# Tweaking a Delta 32-100 plate joiner



## KGRRSteve (Dec 12, 2012)

Bought a 32-100 plate joiner a few months back off from Craig's List. Couldn't pass up the deal.

Did some reading, and from what little information was out there it seemed like people liked the unit, but found the foot operated feed mechanism to be the weak point. So for fun, I disconnected the cable and foot pedal and built a simple lever arm to feed the cutter into the work piece.

I haven't put it to the test yet and I don't know if I really need this kind of unit (which seems geared more towards higher volume biscuit slot cutting than the Porter Cable hand unit I have been using).
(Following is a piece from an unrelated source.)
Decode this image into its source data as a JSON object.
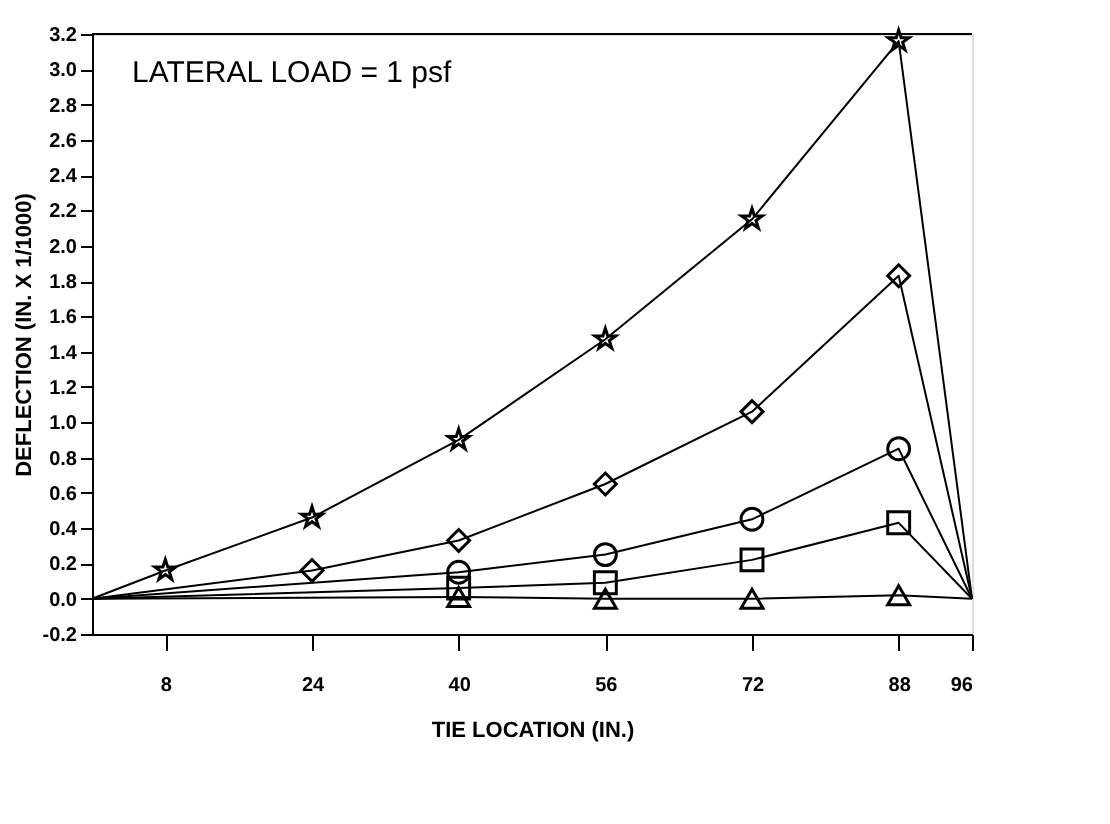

Anybody have experience with, or thoughts about, this unit?


----------



## KGRRSteve (Dec 12, 2012)

A couple of reference links:

http://www.woodweb.com/knowledgebase/StationaryBiscuit_Joiners.html

http://www.normstools.com/images/normstools/32-100.shtml


----------



## KGRRSteve (Dec 12, 2012)

Nobody here has used one?


----------



## AlaskaGuy (Jan 29, 2012)

I know this is an old thread but I just found it.

I've had a Delta 32-100 for many years. I only use it for face frame stock but it really excels at that. I added an air cylinder because the original food feed didn't work that well. The rest of the machine works great.








http://i119.photobucket.com/albums/o159/rmccomas0043/BJLarge.jpg[/IMG[/URL]]


----------



## KGRRSteve (Dec 12, 2012)

I like that air cylinder mod. What kind of control valve is that? Can you control the cutter feed rate with it?

So far I've been really happy with the simple hand lever I'm using. I've only used it on 1/2 dozen projects (at most), but it does a nice job and it's quick to locate and clamp stock and cut consistent slots.


----------